Zum Renner, Wien - Bewertung

dieBrotvernichter
Experte
am 12. April 2015|Update 14. Apr 2015
SpeisenAmbienteService
Große Portionen, gemäßigte Preise und unspannende Gerichte in gut geschminkter Beisl-Atmosphäre haben wir beim Renner gefunden. Gesucht hätten wir eigentlich einen Rindfleischspezialisten, der’s besser kann als der große Systemgastronom in Wien. Und gegen ein bisschen mehr Gemütlichkeit im Raumklima hätten wir auch nix gehabt.
Geschmeckt hat’s schon. Auch die Burschen im Service sind locker, lustig und dabei trotzdem souverän, freundlich und flink. Die können den Spagat. Wir mögen das.

Die Gasträume wirken frisch renoviert und sind ordentlich gepflegt. Gleich bei der Hofeinfahrt sieht man einen kleinen gekühlten Fleischschaukasten, wo man dem Fleisch beim Reifen zuschauen kann, wenn man Geduld und Zeit hat. Oder man entdeckt was, was man mit nach Hause nehmen will (Würstel, vakuumiertes Fleisch, Speck etc.). Ist ja auch ein Fleischhauer, der Renner und man soll ja zeigen was man hat. Dass man in der Neuzeit angekommen ist? Naja. Wir haben’s gesehen und dabei bleibt’s auch.

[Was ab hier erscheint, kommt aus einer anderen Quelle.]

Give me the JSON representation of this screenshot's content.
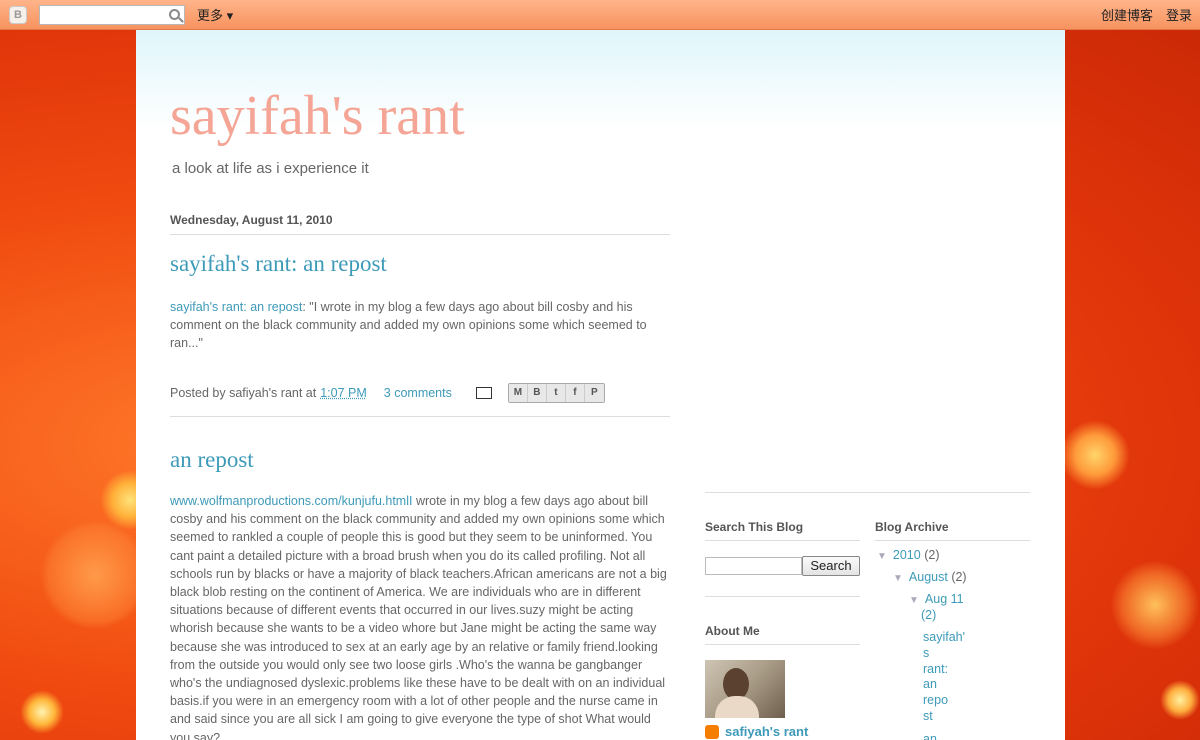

Vom Hof rein ins Gäste-Essszimmer. Weitläufig. Mit großer Nische. Daher gibt’s mehr Ecken, die man mit Tischen ausstatten könnte. Eigentlich klingt’s gemütlich – ist es aber nicht. Da kommt einfach kein Raumambiente in die Gänge. Alles wirkt kühl. Holzsessel ohne was. Es hallt sogar in dem Raum. Wir trauen uns kaum sprechen. Die wenigen Ecksitzbänke sind dann schon bepolstert aber sonst fehlt’s irgendwie an allem. Vielleicht macht das auch die Beleuchtung. Etwas zu grell für das rustikale Mobiliar. Genug gejammert. Wir sind ja zum Essen da und wollen nicht unseren Wohnsitz wechseln.

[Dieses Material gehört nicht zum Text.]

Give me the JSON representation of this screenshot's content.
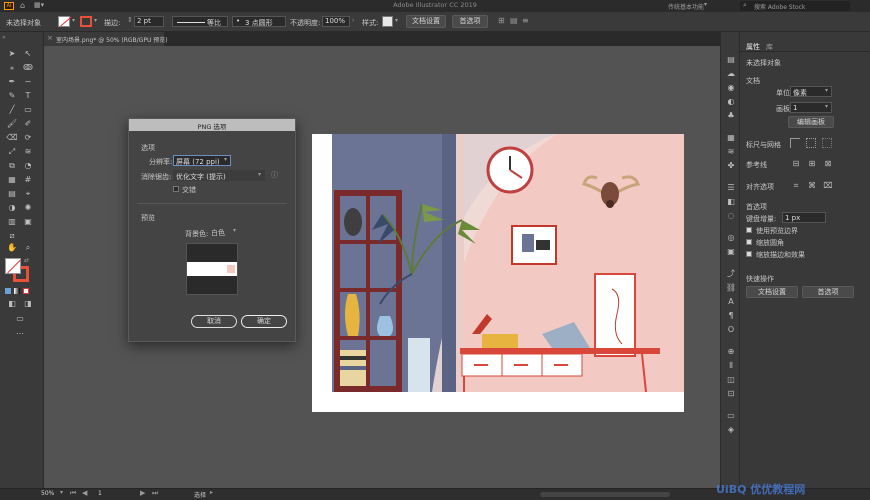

Man tut sich schwer mit dem Gewissen. Der Renner rühmt sich nicht mit Attributen „vom Weiderind“, „Bio“ oder dem „AMA Gütesiegel“. Auch nicht mit „Premiumqualität“. Nur dass, das Fleisch aus dem Pielachtal kommt und vom Ganzen Tier recht viel zerfleischt wird. Wenn man nichts Gutes zu erzählen hat, schweigt man lieber oder? Wir wissen’s nicht. Wir fragen nicht nach, weil wir’s ahnen. Und auch die Stringente macht eine einzigartige einmalige Ausnahme. Weil vegetarisch ist dort im Winter fast ein Fremdwort. Ist ein Fleischhauer, kein Gemüsebauer. Und man ist ja auch mit Fleischesabsichten gekommen.

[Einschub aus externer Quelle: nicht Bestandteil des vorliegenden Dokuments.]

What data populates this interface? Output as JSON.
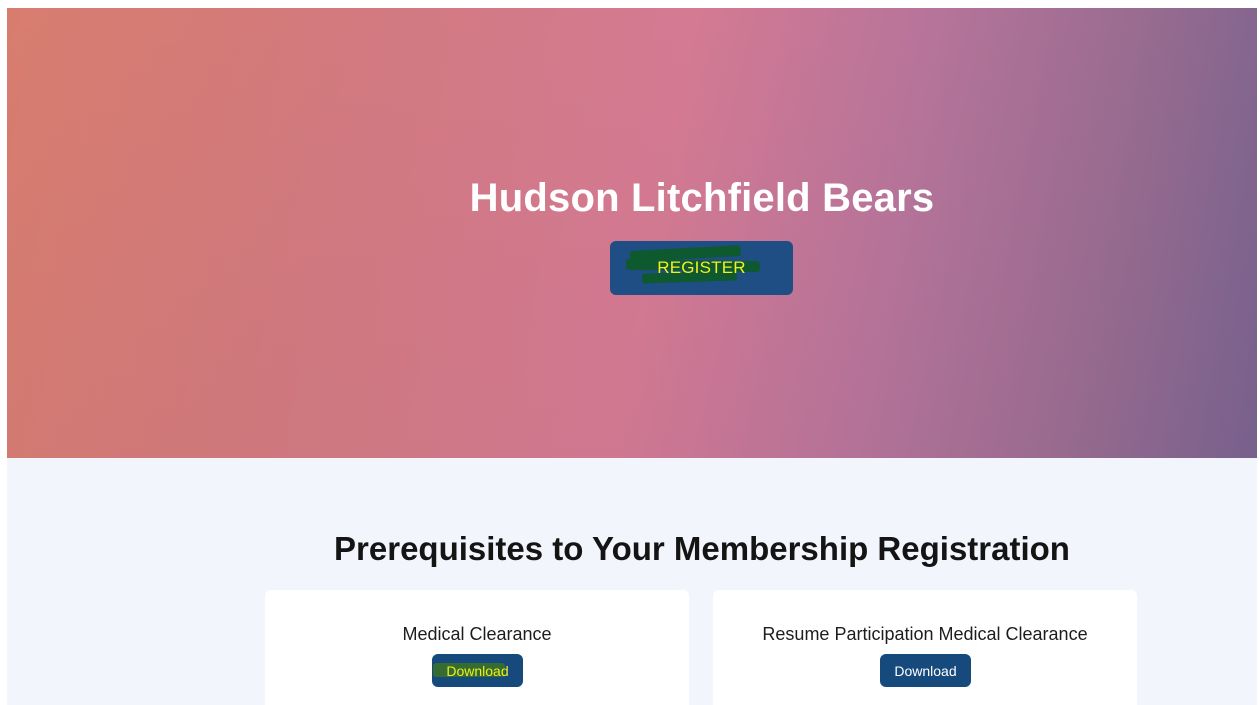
{
  "hero": {
    "title": "Hudson Litchfield Bears",
    "register_label": "REGISTER"
  },
  "prerequisites": {
    "title": "Prerequisites to Your Membership Registration",
    "cards": [
      {
        "title": "Medical Clearance",
        "button_label": "Download"
      },
      {
        "title": "Resume Participation Medical Clearance",
        "button_label": "Download"
      }
    ]
  },
  "colors": {
    "button_navy": "#1f4e85",
    "highlight_yellow": "#f4f01c",
    "section_bg": "#f2f5fc"
  }
}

Die Speisenkarte ernüchternd. Es gibt schon viel. Traditionell Wienerisch. Aber eigentlich nur zwei Gerichte, die für uns in Frage kommen. Weil Vorspeisen wollen wir heute keine. Und dann bleibt nur noch: Rindssuppentopf mit Weißem Scherzl. Nudeln als Suppeneinlage. Ansonsten noch dazu Creme-Spinat und Röstkartoffeln. Man tut sich schwer. Es wird halt die Rinderroulade mit Bandnudeln.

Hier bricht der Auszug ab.